L’épée et la couronne
Cagouille me conduit à travers l’île de la Cité. Nous sommes tellement heureux de nous retrouver que, pendant un moment, nous n’échangeons pas un mot. Le plaisir de marcher côte à côte nous suffit. De temps en temps, nos regards se croisent, et nous rions sans raison en nous lançant des « ce vieux Sasha… », « sacré Cagouille… ».
Les rues de Coronora sont fascinantes. Plus grandes, plus animées, plus colorées que celles de Deux-Brumes ! Elles sont aussi plus sales. Mais le pavement se fait plus propre en approchant du château.
– Tu te d’mandes comment que Sibylle a pu s’enzamourer de moille, pas vrai ?
– Ben, tu as des qualités, mais j’avoue que…
– J’ai ma théorite ! C’t à cause de son grand cœur. Quand elle m’a vu, loin de chez moi, a’c mon œil crevé, mes cheveux en pagaille, comme un chiot abandonné sous la pluie, ça a touchié son cœur. Faut dire que j’étais en piteux état en arrivant à Coronora. Voyager avec le père Crapoussin, c’est pas zactement une cure de santé.
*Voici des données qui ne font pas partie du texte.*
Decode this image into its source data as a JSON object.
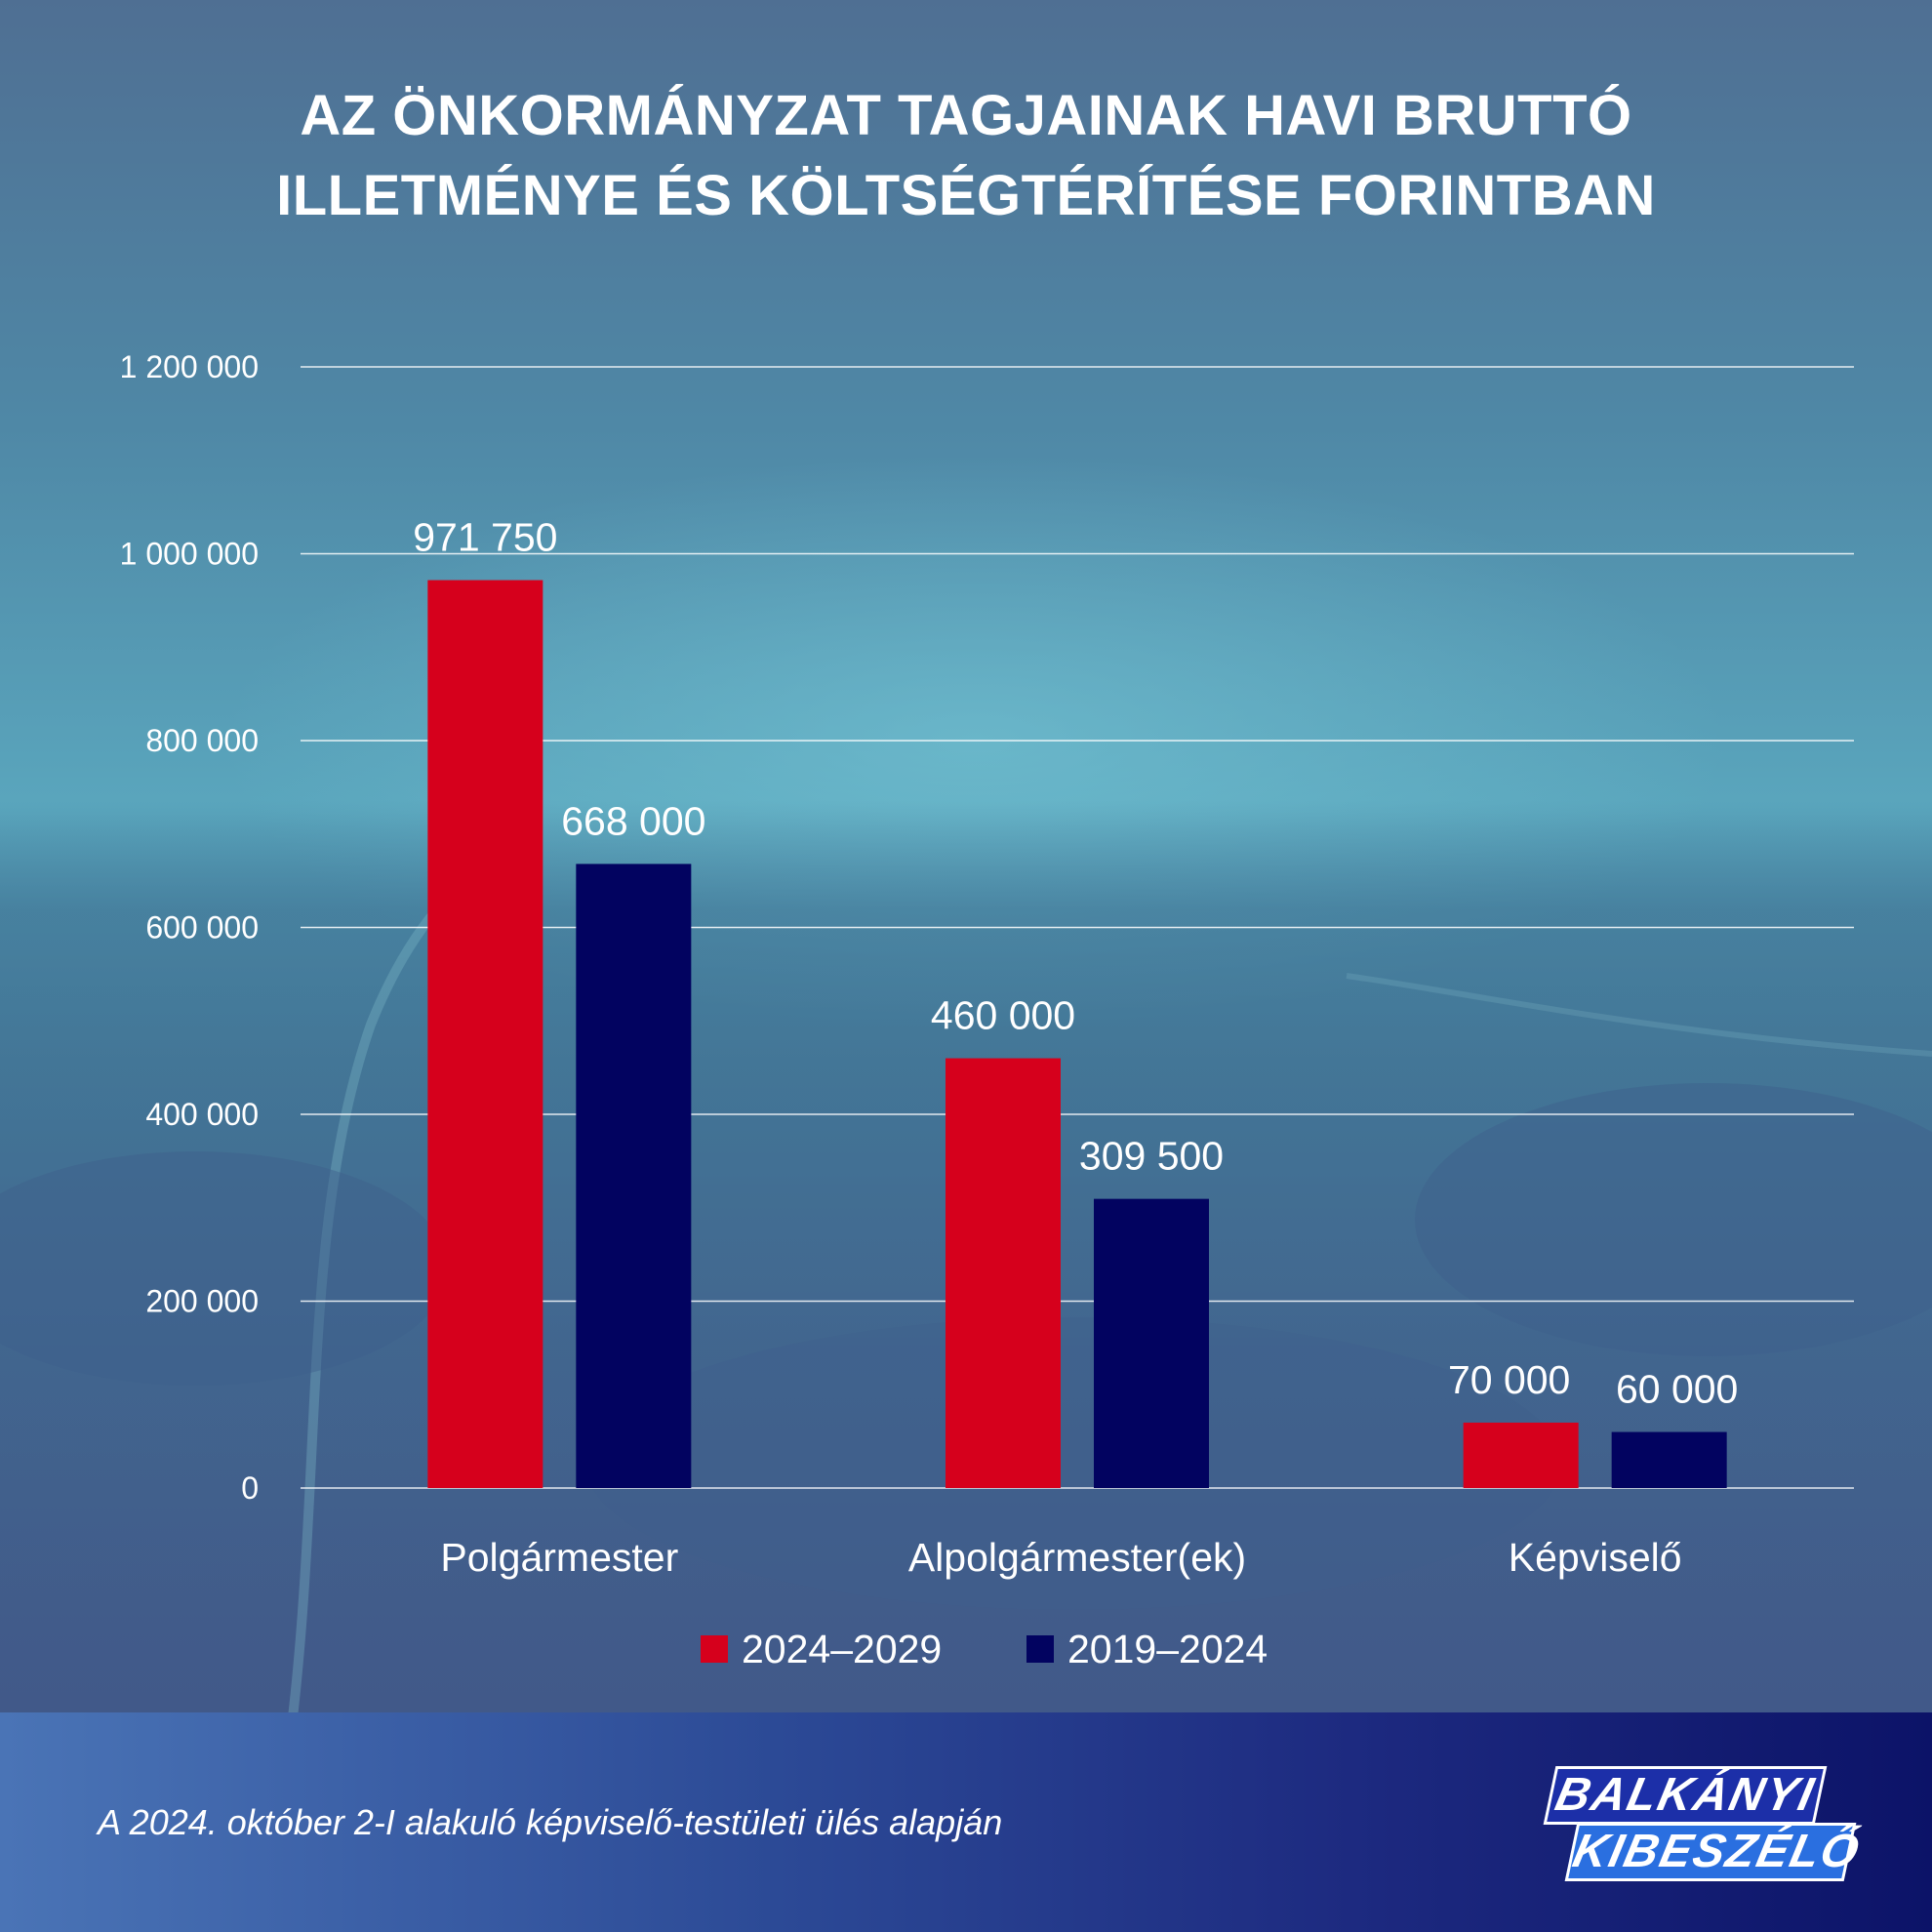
{
  "title_lines": [
    "AZ ÖNKORMÁNYZAT TAGJAINAK HAVI BRUTTÓ",
    "ILLETMÉNYE ÉS KÖLTSÉGTÉRÍTÉSE FORINTBAN"
  ],
  "chart_data": {
    "type": "bar",
    "title": "AZ ÖNKORMÁNYZAT TAGJAINAK HAVI BRUTTÓ ILLETMÉNYE ÉS KÖLTSÉGTÉRÍTÉSE FORINTBAN",
    "categories": [
      "Polgármester",
      "Alpolgármester(ek)",
      "Képviselő"
    ],
    "series": [
      {
        "name": "2024–2029",
        "color": "#d6001c",
        "values": [
          971750,
          460000,
          70000
        ],
        "labels": [
          "971 750",
          "460 000",
          "70 000"
        ]
      },
      {
        "name": "2019–2024",
        "color": "#020360",
        "values": [
          668000,
          309500,
          60000
        ],
        "labels": [
          "668 000",
          "309 500",
          "60 000"
        ]
      }
    ],
    "ylim": [
      0,
      1200000
    ],
    "yticks": [
      0,
      200000,
      400000,
      600000,
      800000,
      1000000,
      1200000
    ],
    "ytick_labels": [
      "0",
      "200 000",
      "400 000",
      "600 000",
      "800 000",
      "1 000 000",
      "1 200 000"
    ],
    "grid": true,
    "legend_position": "bottom-center"
  },
  "footer": {
    "source": "A 2024. október 2-I alakuló képviselő-testületi ülés alapján",
    "logo_line1": "BALKÁNYI",
    "logo_line2": "KIBESZÉLŐ"
  }
}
– Elle tombe amoureuse de tous les vagabonds, donc.
– Tu veux mon pied au culte ? Je suis son premier z’amoureux ! Et pourtant, ça manque pas d’damoiseaux emplumés qui lui courent après. Mais tu voilles, moi j’la fais rigoler. C’t une fille intelligente, Sibylle. Elle préfère être heureuse avec un moche que d’s’emmerdier avec un bellâtre.
– M. Crapoussin avait raison. « C’est ouné fillé oun peu spéciale… »
– Barf ! Vous êtes tous jaloux.
Jaloux ? Un peu, c’est vrai. Mais, surtout, très heureux pour Cagouille.
Nous poursuivons notre chemin. Pour la énième fois, des passants reconnaissent Cagouille et rigolent en le saluant.
– Si tu me racontais ce qui t’a rendu populaire ? Et, surtout, si propre ?
– D’accord. Viende, j’connais une auberge, on sera bien pour discutailler.
Cagouille m’entraîne dans un endroit animé où l’on cuisine autour d’une vaste cheminée. Je prends un bol de cidre tandis qu’on lui sert une louche de pois au lard. D’un coup de cuillère, il pousse dans l’écuelle, creusée à même la table, une mouche imprudemment posée sur le bord.
– Toujours aussi gourmet. Beurk ! En plus, on vient de manger.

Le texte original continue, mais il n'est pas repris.